As for "small companies that kicked ass but are gone now," some of the developers for the Spectrum come to mind (but I can't remember any names besides Mastertronic of folks who did coin-op conversions, like Kixx and Ocean...aaah, crud!), and I'm not sure what Virgin Interactive is doing these days.
hydr0x
03-28-2004, 05:02 AM
Correct me if I'm wrong, but Tradewest, Arena, GameTek and other 'small' companies were actually offshoots of larger companies looking for a way around the restrictive "5 game per year" license limit Nintendo enforced. Ultra was another one too, which was part of Konami if memory serves.
AG
i think you're right, there were also others, like Palcom, a sub of Konami Europe i think
but some companies listed here are not little at all, Taito???? i think you've never played an arcade... Hudson?? you know that they are doing the Mario Party games and other stuff? Virgin was sold to someone afaik but it was and i think still is quite big
but i don't think there aren't any small companies nowadays, i work at an electronics retailer and even i do see new games once in a while (that are often not reviewed at all) from devs i've NEVER heard about before and what about those small publishers like Xicat?
spooie
03-28-2004, 07:12 AM
I know it's not 8-bit or 16-bit, but does anyone remember "Spider: The Videogame" from PSX? I recall the company behind it, Boss Games, only developed games for about a year or so before shutting down.
Hudsonsoft is still around though, but it seems a lot of the stuff we see from them lately, people don't realize they are doing. As stated above, they are doing the Mario Party games for Nintendo.
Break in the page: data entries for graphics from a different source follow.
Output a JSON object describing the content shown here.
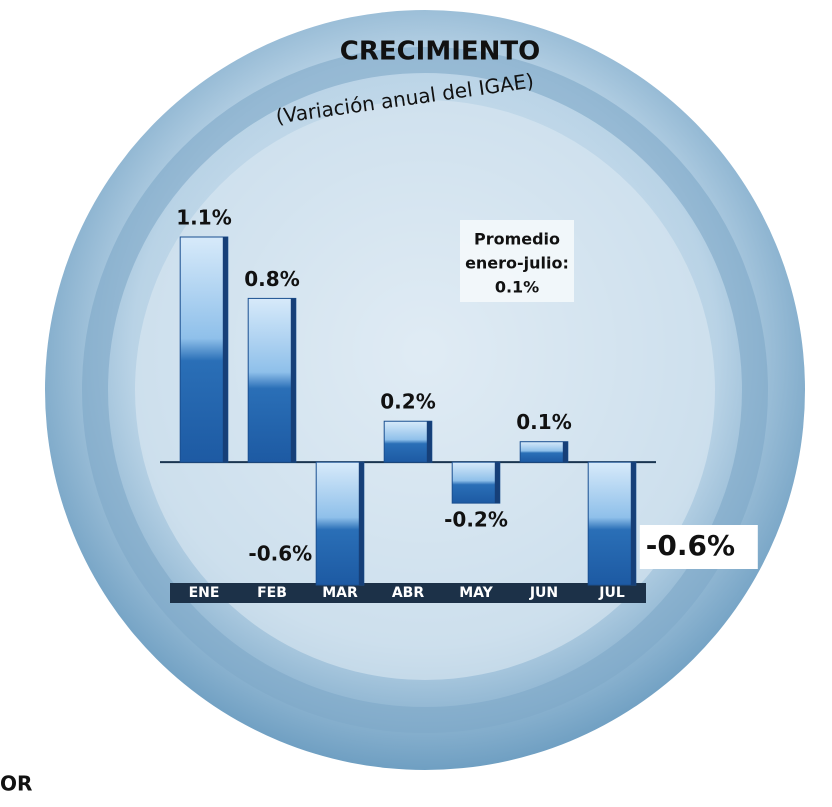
{
  "chart_data": {
    "type": "bar",
    "title": "CRECIMIENTO",
    "subtitle": "(Variación anual del IGAE)",
    "categories": [
      "ENE",
      "FEB",
      "MAR",
      "ABR",
      "MAY",
      "JUN",
      "JUL"
    ],
    "values": [
      1.1,
      0.8,
      -0.6,
      0.2,
      -0.2,
      0.1,
      -0.6
    ],
    "value_labels": [
      "1.1%",
      "0.8%",
      "-0.6%",
      "0.2%",
      "-0.2%",
      "0.1%",
      "-0.6%"
    ],
    "color": "#4a8fd0",
    "ylim": [
      -0.6,
      1.1
    ],
    "annotation": [
      "Promedio",
      "enero-julio:",
      "0.1%"
    ]
  },
  "page_fragments": [
    "OR"
  ]
}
They also did Pinobee, which was released by Activision on GBA and Konami on PSX. And they also did my favorite underrated GBA game of last year, Ninja Five-0, which Konami distributed.
:-P
As a collector of N64 stuff and an avid racing gamer, I really really miss Boss Game Studios.
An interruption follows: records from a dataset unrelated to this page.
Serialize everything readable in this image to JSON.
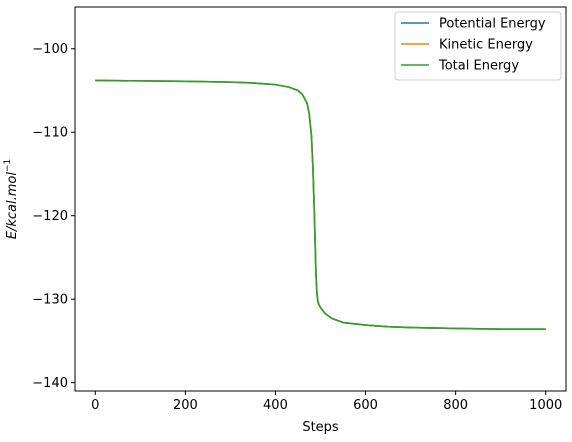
{
  "chart_data": {
    "type": "line",
    "xlabel": "Steps",
    "ylabel_main": "E/kcal.mol",
    "ylabel_sup": "−1",
    "xlim": [
      -45,
      1045
    ],
    "ylim": [
      -141,
      -95
    ],
    "xticks": [
      0,
      200,
      400,
      600,
      800,
      1000
    ],
    "xtick_labels": [
      "0",
      "200",
      "400",
      "600",
      "800",
      "1000"
    ],
    "yticks": [
      -100,
      -110,
      -120,
      -130,
      -140
    ],
    "ytick_labels": [
      "−100",
      "−110",
      "−120",
      "−130",
      "−140"
    ],
    "grid": false,
    "legend_position": "top-right",
    "series": [
      {
        "name": "Potential Energy",
        "color": "#1f77b4",
        "x": [
          0,
          100,
          200,
          300,
          350,
          400,
          430,
          450,
          460,
          470,
          475,
          480,
          483,
          486,
          488,
          490,
          492,
          494,
          496,
          500,
          510,
          525,
          550,
          600,
          650,
          700,
          800,
          900,
          1000
        ],
        "y": [
          -103.8,
          -103.85,
          -103.9,
          -104.0,
          -104.1,
          -104.3,
          -104.6,
          -105.0,
          -105.5,
          -106.5,
          -107.8,
          -110.5,
          -114,
          -119,
          -123,
          -127,
          -129.3,
          -130.2,
          -130.6,
          -131.0,
          -131.7,
          -132.3,
          -132.8,
          -133.1,
          -133.3,
          -133.4,
          -133.5,
          -133.6,
          -133.6
        ]
      },
      {
        "name": "Kinetic Energy",
        "color": "#ff7f0e",
        "x": [
          0,
          100,
          200,
          300,
          350,
          400,
          430,
          450,
          460,
          470,
          475,
          480,
          483,
          486,
          488,
          490,
          492,
          494,
          496,
          500,
          510,
          525,
          550,
          600,
          650,
          700,
          800,
          900,
          1000
        ],
        "y": [
          -103.8,
          -103.85,
          -103.9,
          -104.0,
          -104.1,
          -104.3,
          -104.6,
          -105.0,
          -105.5,
          -106.5,
          -107.8,
          -110.5,
          -114,
          -119,
          -123,
          -127,
          -129.3,
          -130.2,
          -130.6,
          -131.0,
          -131.7,
          -132.3,
          -132.8,
          -133.1,
          -133.3,
          -133.4,
          -133.5,
          -133.6,
          -133.6
        ]
      },
      {
        "name": "Total Energy",
        "color": "#2ca02c",
        "x": [
          0,
          100,
          200,
          300,
          350,
          400,
          430,
          450,
          460,
          470,
          475,
          480,
          483,
          486,
          488,
          490,
          492,
          494,
          496,
          500,
          510,
          525,
          550,
          600,
          650,
          700,
          800,
          900,
          1000
        ],
        "y": [
          -103.8,
          -103.85,
          -103.9,
          -104.0,
          -104.1,
          -104.3,
          -104.6,
          -105.0,
          -105.5,
          -106.5,
          -107.8,
          -110.5,
          -114,
          -119,
          -123,
          -127,
          -129.3,
          -130.2,
          -130.6,
          -131.0,
          -131.7,
          -132.3,
          -132.8,
          -133.1,
          -133.3,
          -133.4,
          -133.5,
          -133.6,
          -133.6
        ]
      }
    ]
  }
}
*cries uncontrollably and hugs his copy of World Driver Championship*
I almost got a Playstation over Spider. It was late 1996, and I was deciding whether to ask for a PS or a Saturn for Christmas. There really weren't any "killer apps" for either at the time, and the N64 was beyond my grasp.
I chose Saturn. Sega, in reaction, decided to commit suicide. You now know who to blame.